JAKARTA – Mulai kemarin (17/8), penurunan harga tes polymerase chain reaction (PCR) resmi berlaku. Batas tarif tertinggi pemeriksaan real time PCR (RT-PCR) menjadi Rp 495.000 untuk wilayah Jawa-Bali dan Rp 525.000 untuk luar Jawa-Bali.
”Dengan penetapan tersebut, kami mengimbau seluruh dinas kesehatan, baik tingkat provinsi maupun kabupaten/kota, untuk melakukan pembinaan dan pengawasan terhadap pemberlakuan tarif tertinggi ini,” jelas Juru Bicara Satgas Penanganan Covid-19 Wiku Adisasmito kemarin.
Direktur Jenderal Pelayanan Kesehatan Kementerian Kesehatan Prof Abdul Kadir menjelaskan, pihaknya telah melakukan evaluasi terkait biaya operasional terbaru pelaksanaan tes PCR. Kemenkes menggandeng Badan Pengawasan Keuangan dan Pembangunan (BPKP). Pemerintah, kata dia, akan terus mengevaluasi dan meninjau ulang batas tertinggi harga tes tersebut secara berkala berdasar dinamika yang ada.

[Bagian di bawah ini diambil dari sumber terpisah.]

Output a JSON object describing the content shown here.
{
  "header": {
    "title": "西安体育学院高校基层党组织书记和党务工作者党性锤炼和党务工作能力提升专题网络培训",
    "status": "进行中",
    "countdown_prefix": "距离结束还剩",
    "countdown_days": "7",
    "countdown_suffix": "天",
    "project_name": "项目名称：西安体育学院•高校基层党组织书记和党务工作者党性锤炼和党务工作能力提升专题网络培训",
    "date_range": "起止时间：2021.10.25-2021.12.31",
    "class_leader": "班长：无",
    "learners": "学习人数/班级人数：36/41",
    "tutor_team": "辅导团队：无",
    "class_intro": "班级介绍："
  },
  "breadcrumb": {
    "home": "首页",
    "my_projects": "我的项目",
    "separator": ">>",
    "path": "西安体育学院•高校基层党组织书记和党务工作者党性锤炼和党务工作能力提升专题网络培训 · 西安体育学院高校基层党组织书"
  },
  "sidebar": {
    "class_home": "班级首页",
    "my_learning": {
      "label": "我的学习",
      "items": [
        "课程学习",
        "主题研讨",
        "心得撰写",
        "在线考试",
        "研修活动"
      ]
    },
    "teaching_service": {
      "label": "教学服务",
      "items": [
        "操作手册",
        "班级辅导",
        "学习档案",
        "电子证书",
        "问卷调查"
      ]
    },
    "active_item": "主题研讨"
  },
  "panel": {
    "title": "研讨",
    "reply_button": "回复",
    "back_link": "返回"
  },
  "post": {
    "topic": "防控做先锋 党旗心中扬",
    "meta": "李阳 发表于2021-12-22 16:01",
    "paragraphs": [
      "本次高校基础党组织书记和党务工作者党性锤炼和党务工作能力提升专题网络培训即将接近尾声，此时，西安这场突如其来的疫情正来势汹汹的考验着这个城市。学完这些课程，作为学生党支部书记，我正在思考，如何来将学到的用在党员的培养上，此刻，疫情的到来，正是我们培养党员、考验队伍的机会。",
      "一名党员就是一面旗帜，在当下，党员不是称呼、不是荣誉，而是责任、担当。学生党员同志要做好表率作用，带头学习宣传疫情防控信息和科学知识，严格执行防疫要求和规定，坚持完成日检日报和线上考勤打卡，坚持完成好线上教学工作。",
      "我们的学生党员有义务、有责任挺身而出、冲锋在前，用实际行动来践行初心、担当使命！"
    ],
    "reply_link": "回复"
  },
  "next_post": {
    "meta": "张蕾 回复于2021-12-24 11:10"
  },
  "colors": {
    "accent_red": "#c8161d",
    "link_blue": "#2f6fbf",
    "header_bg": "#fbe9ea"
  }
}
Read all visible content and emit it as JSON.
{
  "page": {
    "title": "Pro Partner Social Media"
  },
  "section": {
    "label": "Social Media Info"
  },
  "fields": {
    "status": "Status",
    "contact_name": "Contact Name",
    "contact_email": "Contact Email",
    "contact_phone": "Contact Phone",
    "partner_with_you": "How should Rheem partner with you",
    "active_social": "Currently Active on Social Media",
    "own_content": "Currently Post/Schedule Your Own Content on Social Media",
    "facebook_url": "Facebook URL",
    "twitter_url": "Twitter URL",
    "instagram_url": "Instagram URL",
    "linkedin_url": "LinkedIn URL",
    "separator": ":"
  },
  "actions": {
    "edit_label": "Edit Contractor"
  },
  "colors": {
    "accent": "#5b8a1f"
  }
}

Batasan tarif itu hanya berlaku untuk masyarakat yang melakukan pemeriksaan RT-PCR atas permintaan sendiri atau mandiri. Sedangkan untuk kepentingan penelusuran kontak atau rujukan kasus Covid-19 ke rumah sakit, harga itu tidak berlaku. Karena mendapatkan bantuan pemeriksaan RT-PCR dari pemerintah atau bagian dari penjaminan pembiayaan pasien Covid-19.
Abdul Kadir menyebutkan, sebelumnya harga tes PCR cukup tinggi karena unit cost disesuaikan dengan harga bahan-bahan yang diperlukan. Harga bahan tersebut cukup tinggi pada masa awal pandemi.

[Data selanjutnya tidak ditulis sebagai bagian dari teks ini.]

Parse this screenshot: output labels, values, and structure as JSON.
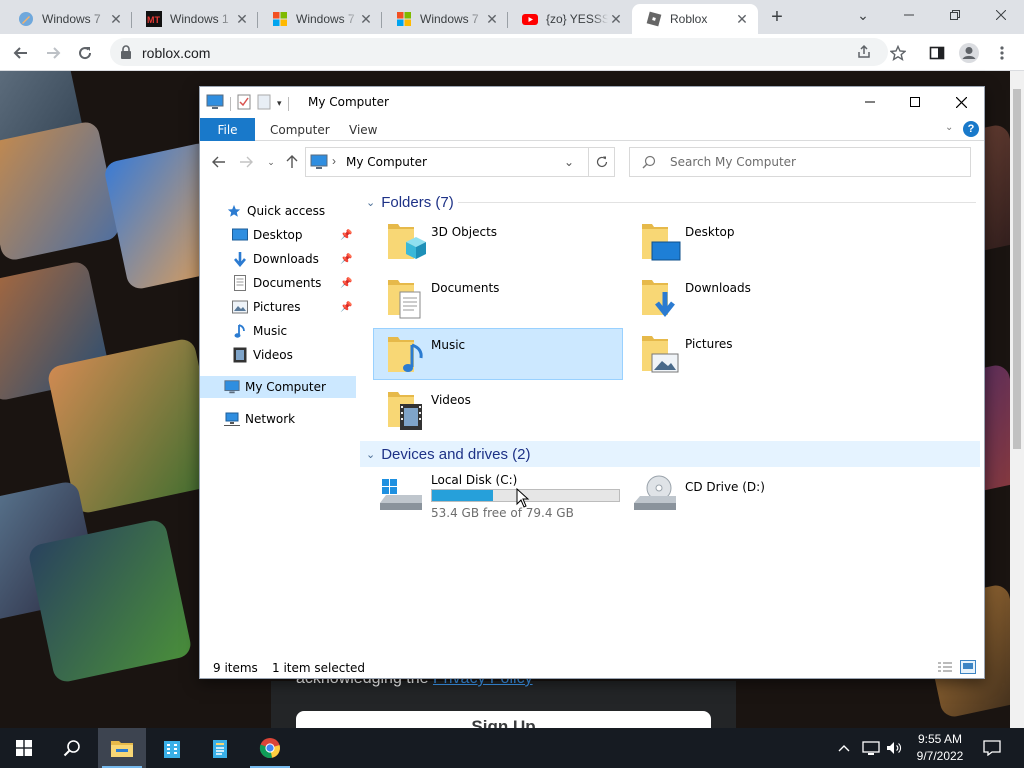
{
  "browser": {
    "tabs": [
      {
        "label": "Windows 7",
        "icon": "pencil-favicon-icon"
      },
      {
        "label": "Windows 1",
        "icon": "mt-favicon-icon"
      },
      {
        "label": "Windows 7",
        "icon": "windows-favicon-icon"
      },
      {
        "label": "Windows 7",
        "icon": "windows-favicon-icon"
      },
      {
        "label": "{zo} YESSS",
        "icon": "youtube-favicon-icon"
      },
      {
        "label": "Roblox",
        "icon": "roblox-favicon-icon",
        "active": true
      }
    ],
    "url": "roblox.com"
  },
  "page": {
    "signup_text": "acknowledging the ",
    "privacy_link": "Privacy Policy",
    "signup_button": "Sign Up"
  },
  "explorer": {
    "title": "My Computer",
    "ribbon_tabs": {
      "file": "File",
      "computer": "Computer",
      "view": "View"
    },
    "address": "My Computer",
    "search_placeholder": "Search My Computer",
    "nav": {
      "quick_access": "Quick access",
      "desktop": "Desktop",
      "downloads": "Downloads",
      "documents": "Documents",
      "pictures": "Pictures",
      "music": "Music",
      "videos": "Videos",
      "my_computer": "My Computer",
      "network": "Network"
    },
    "folders_header": "Folders (7)",
    "folders": [
      {
        "name": "3D Objects"
      },
      {
        "name": "Desktop"
      },
      {
        "name": "Documents"
      },
      {
        "name": "Downloads"
      },
      {
        "name": "Music",
        "selected": true
      },
      {
        "name": "Pictures"
      },
      {
        "name": "Videos"
      }
    ],
    "drives_header": "Devices and drives (2)",
    "drives": [
      {
        "name": "Local Disk (C:)",
        "free": "53.4 GB free of 79.4 GB",
        "used_fraction": 0.327
      },
      {
        "name": "CD Drive (D:)"
      }
    ],
    "status": {
      "items": "9 items",
      "selected": "1 item selected"
    }
  },
  "taskbar": {
    "time": "9:55 AM",
    "date": "9/7/2022"
  },
  "colors": {
    "accent": "#1979ca",
    "selection": "#cce8ff",
    "drive_bar": "#26a0da",
    "folder": "#f8d775",
    "taskbar": "#161b22"
  }
}
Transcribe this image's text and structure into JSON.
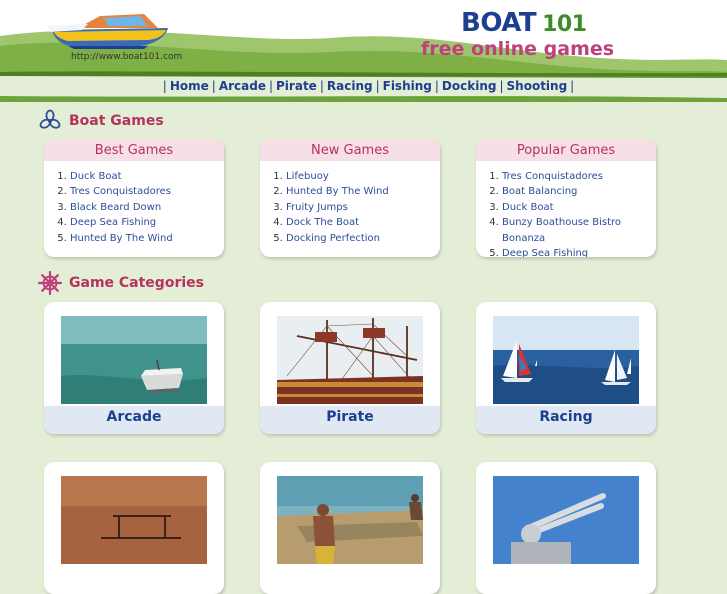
{
  "header": {
    "site_url": "http://www.boat101.com",
    "brand_word1": "BOAT",
    "brand_word2": "101",
    "tagline": "free online games"
  },
  "nav": {
    "items": [
      "Home",
      "Arcade",
      "Pirate",
      "Racing",
      "Fishing",
      "Docking",
      "Shooting"
    ]
  },
  "sections": {
    "boat_games": "Boat Games",
    "game_categories": "Game Categories"
  },
  "lists": {
    "best": {
      "title": "Best Games",
      "items": [
        "Duck Boat",
        "Tres Conquistadores",
        "Black Beard Down",
        "Deep Sea Fishing",
        "Hunted By The Wind"
      ]
    },
    "new": {
      "title": "New Games",
      "items": [
        "Lifebuoy",
        "Hunted By The Wind",
        "Fruity Jumps",
        "Dock The Boat",
        "Docking Perfection"
      ]
    },
    "popular": {
      "title": "Popular Games",
      "items": [
        "Tres Conquistadores",
        "Boat Balancing",
        "Duck Boat",
        "Bunzy Boathouse Bistro Bonanza",
        "Deep Sea Fishing"
      ]
    }
  },
  "categories": {
    "arcade": "Arcade",
    "pirate": "Pirate",
    "racing": "Racing"
  },
  "colors": {
    "accent_pink": "#b5335c",
    "link_blue": "#2b4d9a",
    "nav_blue": "#1d3f8f",
    "page_green": "#e4edd6",
    "header_green": "#6ea23c"
  }
}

”Aturan batas harga tertinggi pemeriksaan RT-PCR yang berlaku mulai 17 Agustus 2021 ini akan dituangkan dalam surat edaran dari Kementerian Kesehatan,” jelasnya.
Menurut Abdul Kadir, ada perbedaan batas harga tertinggi tes PCR di luar Jawa-Bali dengan di Jawa-Bali. ”Karena memperhitungkan variabel biaya transportasi,” imbuhnya.

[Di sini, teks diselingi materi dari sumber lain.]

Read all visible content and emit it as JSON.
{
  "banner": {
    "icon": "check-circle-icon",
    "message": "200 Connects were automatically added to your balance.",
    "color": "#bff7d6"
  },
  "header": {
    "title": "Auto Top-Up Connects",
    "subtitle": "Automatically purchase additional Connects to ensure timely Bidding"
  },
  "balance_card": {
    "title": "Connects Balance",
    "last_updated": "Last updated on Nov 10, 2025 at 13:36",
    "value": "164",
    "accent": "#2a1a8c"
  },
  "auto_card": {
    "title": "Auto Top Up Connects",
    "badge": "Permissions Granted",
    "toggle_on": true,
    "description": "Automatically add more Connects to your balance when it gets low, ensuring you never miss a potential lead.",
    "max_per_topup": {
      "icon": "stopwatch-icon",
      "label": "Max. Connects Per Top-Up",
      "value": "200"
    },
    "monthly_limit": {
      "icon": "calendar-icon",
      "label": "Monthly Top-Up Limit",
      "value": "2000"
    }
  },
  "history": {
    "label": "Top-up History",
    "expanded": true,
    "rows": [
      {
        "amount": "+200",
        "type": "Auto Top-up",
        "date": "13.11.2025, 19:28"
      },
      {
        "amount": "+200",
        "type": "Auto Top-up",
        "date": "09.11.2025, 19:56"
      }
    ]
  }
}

Sementara itu, Menteri Komunikasi dan Informatika Johnny G. Plate mengungkapkan, harga tes PCR tersebut kini berkurang sekitar 45 persen dari batas harga tertinggi sebelumnya. Pemerintah, lanjut dia, juga mengatur hasil tes PCR harus dapat dikeluarkan dalam durasi maksimal 1 x 24 jam.
Dengan pemeriksaan yang makin masif dan cepat, kasus konfirmasi bisa terdeteksi lebih cepat dan segera ditindaklanjuti. ”Semoga kebijakan baik ini dapat memotivasi lebih banyak warga untuk bersikap proaktif melakukan tes secara mandiri sehingga pada akhirnya Indonesia lebih cepat pulih dari pandemi,” harapnya.